Even more so upon reading Martin’s account of Aileen’s psychoanalysis with Clara Geroe. Nettie Palmer had taught English to Geroe – well enough for her to begin practising psychoanalysis in 1941. At this time Nettie recorded conversations with Geroe: about her frustration about her refugee life; her inability to move about the community without a permit and the prejudicial behaviour she had experienced at the hands of a police officer. ” You say your’re a doctor! Can’t you read the rules? Says it’splain hatred of the intellectual”. ( p. 237). Geroe’s dissatisfaction with her emigration and loss of her intellectual world is apparent.
Aileen was to remark that her treatment with Geroe did not help. In fact it made her more depressed, she said. Geroe did her own bit of undermining. She employed Helen Palmer as a typist requesting that Aileen not be told. She seems to have wanted to be part of the Palmer’s lives. One wonders whether such fragments, recorded in Nettie’s diary, are clues to another story about Geroe’s longing to connect with the world she had lost. Was it that Geroe wanted to recover the place she had left behind in Budapest more than she wanted to practice as a psychoanalyst? Or was it that her ideas about psychoanalysis and how it is practiced are no longer in favour – if they ever were? Geroe was a long way from the land of her birth, training and the accountabilities these implied. Aileen, shocked by her Spanish and English experiences, and by her subsequent emotional collapse, appears not to have found the treatment she needed.

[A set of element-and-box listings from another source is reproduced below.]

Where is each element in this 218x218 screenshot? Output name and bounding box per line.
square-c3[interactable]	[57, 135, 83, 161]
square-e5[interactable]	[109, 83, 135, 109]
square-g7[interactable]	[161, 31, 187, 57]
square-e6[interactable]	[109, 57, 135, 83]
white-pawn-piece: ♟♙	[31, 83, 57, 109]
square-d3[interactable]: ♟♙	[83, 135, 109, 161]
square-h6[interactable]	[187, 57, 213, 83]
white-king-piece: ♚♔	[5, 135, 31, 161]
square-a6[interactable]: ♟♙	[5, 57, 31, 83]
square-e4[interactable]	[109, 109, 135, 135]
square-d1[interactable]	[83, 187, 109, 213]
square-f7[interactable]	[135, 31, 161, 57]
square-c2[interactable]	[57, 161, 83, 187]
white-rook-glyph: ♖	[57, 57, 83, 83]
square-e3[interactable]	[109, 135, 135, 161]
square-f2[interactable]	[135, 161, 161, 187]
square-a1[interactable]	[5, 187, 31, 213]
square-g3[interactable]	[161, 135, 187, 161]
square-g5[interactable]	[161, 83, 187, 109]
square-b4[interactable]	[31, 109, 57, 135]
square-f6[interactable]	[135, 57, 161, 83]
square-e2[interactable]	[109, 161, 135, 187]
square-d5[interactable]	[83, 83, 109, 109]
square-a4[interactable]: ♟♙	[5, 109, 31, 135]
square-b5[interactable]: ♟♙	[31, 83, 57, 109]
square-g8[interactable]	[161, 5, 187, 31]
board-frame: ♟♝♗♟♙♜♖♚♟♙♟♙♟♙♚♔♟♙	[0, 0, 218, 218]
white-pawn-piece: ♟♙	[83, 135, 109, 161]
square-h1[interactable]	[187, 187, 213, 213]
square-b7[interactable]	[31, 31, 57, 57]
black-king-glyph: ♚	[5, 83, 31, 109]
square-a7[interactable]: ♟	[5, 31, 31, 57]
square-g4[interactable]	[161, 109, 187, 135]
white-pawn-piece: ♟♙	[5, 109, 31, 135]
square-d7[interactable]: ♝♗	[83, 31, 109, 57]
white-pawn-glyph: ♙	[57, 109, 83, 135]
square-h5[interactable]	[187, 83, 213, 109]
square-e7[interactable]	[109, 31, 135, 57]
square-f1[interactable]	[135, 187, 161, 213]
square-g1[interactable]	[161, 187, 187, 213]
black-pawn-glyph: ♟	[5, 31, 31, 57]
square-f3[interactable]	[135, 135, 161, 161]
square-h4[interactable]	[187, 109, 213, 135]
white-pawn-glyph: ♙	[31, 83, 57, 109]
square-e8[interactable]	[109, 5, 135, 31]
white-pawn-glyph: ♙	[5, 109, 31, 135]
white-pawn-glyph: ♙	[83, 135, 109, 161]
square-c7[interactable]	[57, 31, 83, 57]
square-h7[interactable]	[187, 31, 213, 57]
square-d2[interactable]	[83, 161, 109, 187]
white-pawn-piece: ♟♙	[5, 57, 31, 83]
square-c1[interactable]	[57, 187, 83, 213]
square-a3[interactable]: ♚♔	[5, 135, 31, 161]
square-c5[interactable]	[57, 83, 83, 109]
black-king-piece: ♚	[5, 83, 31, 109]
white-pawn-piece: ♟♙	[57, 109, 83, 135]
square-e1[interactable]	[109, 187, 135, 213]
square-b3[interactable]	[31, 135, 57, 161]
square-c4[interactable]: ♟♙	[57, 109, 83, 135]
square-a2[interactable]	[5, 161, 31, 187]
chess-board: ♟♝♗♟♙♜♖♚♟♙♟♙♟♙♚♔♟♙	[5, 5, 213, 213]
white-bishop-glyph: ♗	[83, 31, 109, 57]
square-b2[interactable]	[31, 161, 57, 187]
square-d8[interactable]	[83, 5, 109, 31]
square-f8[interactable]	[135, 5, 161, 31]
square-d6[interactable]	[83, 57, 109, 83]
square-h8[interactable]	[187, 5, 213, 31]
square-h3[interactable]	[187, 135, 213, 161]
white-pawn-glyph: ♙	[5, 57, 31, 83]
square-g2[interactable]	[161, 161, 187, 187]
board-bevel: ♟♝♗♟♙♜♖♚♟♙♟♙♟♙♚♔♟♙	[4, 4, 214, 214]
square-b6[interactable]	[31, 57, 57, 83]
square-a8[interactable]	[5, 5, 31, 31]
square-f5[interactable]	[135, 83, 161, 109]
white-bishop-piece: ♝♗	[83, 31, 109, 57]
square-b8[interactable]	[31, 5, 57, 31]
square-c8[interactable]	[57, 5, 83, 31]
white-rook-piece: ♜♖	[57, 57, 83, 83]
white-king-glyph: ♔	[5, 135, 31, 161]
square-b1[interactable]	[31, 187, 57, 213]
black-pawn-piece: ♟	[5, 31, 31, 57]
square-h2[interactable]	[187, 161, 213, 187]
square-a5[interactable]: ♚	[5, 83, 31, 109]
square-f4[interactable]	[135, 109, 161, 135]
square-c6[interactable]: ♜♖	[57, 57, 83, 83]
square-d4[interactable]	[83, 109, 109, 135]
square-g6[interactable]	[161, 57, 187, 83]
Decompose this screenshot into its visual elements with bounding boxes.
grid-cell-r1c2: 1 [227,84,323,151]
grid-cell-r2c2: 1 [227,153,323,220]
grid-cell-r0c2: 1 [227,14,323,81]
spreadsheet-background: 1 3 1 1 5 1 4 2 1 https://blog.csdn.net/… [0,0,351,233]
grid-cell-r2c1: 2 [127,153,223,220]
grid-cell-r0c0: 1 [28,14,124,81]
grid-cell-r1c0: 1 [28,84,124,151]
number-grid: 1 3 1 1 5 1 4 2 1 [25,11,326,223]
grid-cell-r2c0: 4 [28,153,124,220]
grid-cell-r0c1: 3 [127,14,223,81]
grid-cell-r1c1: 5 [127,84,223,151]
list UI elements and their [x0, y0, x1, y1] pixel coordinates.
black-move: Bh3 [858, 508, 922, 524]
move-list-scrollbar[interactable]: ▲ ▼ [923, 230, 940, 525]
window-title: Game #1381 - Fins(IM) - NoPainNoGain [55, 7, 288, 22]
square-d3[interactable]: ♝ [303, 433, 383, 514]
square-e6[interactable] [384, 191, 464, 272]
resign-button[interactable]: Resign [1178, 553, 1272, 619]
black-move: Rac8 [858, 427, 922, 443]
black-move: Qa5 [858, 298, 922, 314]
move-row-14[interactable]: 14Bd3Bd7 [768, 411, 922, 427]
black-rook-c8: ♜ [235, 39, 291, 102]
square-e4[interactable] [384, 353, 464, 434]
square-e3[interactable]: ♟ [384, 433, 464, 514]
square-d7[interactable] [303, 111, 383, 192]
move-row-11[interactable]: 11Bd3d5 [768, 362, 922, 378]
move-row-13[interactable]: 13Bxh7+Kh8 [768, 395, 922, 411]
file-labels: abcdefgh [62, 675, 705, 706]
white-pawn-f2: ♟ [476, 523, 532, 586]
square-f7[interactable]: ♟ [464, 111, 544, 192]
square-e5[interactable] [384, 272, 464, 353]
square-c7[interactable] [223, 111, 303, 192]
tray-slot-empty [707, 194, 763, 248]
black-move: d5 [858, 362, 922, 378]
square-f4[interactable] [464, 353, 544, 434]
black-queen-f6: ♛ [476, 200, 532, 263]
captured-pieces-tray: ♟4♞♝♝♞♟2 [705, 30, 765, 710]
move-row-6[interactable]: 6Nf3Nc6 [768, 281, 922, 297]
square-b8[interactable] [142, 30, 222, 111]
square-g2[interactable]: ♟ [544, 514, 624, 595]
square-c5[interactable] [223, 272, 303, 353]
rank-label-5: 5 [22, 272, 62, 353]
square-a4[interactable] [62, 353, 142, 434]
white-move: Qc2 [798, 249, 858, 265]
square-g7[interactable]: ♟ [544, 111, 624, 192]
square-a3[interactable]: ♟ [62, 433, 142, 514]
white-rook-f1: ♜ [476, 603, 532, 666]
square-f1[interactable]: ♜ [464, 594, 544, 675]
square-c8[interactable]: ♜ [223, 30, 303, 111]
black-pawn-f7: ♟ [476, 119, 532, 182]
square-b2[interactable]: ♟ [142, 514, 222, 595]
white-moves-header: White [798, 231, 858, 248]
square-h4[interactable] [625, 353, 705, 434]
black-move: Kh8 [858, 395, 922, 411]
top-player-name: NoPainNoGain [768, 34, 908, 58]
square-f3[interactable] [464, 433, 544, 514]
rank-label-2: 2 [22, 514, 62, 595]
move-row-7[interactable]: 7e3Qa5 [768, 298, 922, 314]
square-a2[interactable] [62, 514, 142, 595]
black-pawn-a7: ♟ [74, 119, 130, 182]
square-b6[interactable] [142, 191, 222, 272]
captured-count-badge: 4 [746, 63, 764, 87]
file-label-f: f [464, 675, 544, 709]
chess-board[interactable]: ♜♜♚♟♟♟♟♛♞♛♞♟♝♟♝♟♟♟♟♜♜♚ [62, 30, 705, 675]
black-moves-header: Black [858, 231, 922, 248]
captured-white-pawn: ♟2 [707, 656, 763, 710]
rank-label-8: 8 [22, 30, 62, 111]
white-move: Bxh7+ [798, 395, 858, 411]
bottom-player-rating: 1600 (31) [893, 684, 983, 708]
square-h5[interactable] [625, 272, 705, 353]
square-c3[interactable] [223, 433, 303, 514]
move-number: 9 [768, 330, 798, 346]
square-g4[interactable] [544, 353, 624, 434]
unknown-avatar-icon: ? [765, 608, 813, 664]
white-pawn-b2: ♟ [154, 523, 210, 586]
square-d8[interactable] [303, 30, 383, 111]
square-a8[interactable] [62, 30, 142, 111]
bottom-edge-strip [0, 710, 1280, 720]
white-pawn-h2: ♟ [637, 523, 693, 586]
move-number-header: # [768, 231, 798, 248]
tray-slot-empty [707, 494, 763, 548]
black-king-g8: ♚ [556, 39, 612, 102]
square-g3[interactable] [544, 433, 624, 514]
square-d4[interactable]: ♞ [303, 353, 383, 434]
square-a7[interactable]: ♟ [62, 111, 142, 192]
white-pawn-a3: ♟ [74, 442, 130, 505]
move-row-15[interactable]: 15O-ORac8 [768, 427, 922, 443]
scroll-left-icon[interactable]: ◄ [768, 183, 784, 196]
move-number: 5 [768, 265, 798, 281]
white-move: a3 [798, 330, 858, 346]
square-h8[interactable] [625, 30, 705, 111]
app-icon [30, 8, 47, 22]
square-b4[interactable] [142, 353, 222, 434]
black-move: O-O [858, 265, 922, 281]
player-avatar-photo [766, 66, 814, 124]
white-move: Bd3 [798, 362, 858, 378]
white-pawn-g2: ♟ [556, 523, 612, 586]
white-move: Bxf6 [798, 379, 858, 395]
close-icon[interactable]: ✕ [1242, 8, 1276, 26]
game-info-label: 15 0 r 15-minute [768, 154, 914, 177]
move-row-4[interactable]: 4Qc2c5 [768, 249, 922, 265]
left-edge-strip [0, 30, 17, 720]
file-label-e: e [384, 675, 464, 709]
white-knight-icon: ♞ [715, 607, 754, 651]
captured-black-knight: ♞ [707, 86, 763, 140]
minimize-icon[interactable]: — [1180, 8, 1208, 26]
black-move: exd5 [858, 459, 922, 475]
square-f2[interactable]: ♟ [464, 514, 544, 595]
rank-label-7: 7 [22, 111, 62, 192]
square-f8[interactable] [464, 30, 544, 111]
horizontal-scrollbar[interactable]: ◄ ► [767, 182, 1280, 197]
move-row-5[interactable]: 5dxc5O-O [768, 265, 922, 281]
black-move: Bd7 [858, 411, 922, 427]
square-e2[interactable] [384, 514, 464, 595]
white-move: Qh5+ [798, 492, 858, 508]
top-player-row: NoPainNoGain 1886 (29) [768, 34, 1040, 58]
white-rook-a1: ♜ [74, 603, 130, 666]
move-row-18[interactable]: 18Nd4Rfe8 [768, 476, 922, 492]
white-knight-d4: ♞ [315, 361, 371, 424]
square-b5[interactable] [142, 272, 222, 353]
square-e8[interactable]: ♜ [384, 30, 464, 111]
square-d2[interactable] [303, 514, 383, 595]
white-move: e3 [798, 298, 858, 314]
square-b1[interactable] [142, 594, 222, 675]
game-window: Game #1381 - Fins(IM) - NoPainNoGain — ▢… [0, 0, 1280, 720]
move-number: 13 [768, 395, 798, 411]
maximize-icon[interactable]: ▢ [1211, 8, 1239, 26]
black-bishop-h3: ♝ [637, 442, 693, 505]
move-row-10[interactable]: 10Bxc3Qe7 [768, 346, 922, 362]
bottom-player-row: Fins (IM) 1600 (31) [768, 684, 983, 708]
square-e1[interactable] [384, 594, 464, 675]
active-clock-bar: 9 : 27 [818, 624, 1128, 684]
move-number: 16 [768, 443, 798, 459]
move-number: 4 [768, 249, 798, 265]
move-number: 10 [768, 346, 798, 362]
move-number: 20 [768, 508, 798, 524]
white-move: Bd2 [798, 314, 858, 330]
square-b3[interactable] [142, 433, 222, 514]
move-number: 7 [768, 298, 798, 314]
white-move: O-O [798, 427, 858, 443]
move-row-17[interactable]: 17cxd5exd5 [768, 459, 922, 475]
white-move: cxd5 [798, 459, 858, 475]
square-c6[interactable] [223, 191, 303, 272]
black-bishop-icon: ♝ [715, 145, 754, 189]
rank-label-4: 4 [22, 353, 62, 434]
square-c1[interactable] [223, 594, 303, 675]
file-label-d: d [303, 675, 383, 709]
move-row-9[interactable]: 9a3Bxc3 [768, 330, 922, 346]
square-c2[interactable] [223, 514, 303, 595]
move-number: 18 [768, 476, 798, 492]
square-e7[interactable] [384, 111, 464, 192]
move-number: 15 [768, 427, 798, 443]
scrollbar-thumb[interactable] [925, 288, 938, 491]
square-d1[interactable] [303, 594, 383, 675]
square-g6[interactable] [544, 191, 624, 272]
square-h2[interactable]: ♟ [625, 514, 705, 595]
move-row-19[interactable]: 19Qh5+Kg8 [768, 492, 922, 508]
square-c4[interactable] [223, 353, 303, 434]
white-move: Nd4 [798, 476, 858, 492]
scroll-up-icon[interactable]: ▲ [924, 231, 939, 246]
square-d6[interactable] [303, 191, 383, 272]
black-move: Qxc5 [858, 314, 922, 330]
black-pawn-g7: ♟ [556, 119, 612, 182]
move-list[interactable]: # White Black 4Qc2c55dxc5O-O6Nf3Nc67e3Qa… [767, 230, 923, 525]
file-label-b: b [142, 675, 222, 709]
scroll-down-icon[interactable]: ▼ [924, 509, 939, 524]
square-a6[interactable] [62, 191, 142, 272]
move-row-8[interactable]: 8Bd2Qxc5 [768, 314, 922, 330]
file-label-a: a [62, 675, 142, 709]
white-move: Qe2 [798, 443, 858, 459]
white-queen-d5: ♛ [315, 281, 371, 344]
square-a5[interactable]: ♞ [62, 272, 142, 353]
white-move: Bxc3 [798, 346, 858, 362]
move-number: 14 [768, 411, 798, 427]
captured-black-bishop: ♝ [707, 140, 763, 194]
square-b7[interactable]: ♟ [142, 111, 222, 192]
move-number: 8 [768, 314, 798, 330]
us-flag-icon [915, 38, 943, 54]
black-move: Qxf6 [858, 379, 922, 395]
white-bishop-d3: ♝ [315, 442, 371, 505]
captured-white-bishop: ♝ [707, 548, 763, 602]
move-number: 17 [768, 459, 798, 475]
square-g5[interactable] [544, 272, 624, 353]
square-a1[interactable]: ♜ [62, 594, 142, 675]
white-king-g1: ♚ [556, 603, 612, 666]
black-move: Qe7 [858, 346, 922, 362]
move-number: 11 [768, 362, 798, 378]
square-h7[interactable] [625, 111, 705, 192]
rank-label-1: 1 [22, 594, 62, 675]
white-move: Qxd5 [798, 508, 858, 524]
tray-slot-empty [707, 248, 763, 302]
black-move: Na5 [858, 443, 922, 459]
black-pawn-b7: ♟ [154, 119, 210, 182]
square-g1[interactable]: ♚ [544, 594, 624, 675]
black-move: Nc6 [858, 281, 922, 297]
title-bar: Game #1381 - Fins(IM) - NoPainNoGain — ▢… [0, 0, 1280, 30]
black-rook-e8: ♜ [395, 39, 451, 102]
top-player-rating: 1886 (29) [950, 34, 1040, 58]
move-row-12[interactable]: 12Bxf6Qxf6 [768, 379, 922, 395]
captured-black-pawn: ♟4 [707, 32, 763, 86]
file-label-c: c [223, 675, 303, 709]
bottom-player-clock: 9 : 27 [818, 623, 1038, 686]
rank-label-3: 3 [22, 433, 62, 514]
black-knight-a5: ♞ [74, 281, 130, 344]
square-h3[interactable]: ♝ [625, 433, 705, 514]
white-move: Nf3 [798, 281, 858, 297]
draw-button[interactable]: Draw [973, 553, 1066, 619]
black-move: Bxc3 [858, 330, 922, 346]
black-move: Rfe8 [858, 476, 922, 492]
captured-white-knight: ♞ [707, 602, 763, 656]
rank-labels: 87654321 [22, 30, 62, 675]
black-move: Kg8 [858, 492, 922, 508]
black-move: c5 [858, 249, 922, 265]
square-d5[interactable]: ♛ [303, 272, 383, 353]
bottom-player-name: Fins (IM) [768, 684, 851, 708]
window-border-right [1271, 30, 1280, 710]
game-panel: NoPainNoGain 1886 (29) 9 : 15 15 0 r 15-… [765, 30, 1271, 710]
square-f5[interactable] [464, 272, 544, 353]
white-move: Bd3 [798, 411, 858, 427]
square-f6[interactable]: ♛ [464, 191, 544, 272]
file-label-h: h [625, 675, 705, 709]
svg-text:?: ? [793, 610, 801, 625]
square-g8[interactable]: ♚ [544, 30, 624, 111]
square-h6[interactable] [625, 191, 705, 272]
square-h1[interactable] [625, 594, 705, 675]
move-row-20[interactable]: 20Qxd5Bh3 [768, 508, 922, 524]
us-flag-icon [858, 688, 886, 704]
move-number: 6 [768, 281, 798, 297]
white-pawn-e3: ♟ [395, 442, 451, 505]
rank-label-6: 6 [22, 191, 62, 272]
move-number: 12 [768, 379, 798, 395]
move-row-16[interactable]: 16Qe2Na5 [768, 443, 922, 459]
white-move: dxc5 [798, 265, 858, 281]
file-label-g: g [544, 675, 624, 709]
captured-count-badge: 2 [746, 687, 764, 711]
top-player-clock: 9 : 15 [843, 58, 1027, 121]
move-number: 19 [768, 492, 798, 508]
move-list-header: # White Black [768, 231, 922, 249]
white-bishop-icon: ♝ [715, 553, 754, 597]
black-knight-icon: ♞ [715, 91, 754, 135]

There is much to learn from this biography about a very troubled person who tried so hard. Martin’s accumulation of evidence, carefully collated, is written without judgment but all the while building a portrait of a woman interacting with her world, conscious and unconscious. I walked the streets Aileen. I rode beside her on the battle fields and stood watching, shocked while she pulled bodies from the rubble in London. And then there was the downhill slide…
I finished this book with sadness for a life and talent not realised. I wanted more for Aileen Palmer. A biographer cannot do better.
Deborah Jordan (2013), ‘In defence of Vance and Nettie’, Overland, No. 10, October 2013.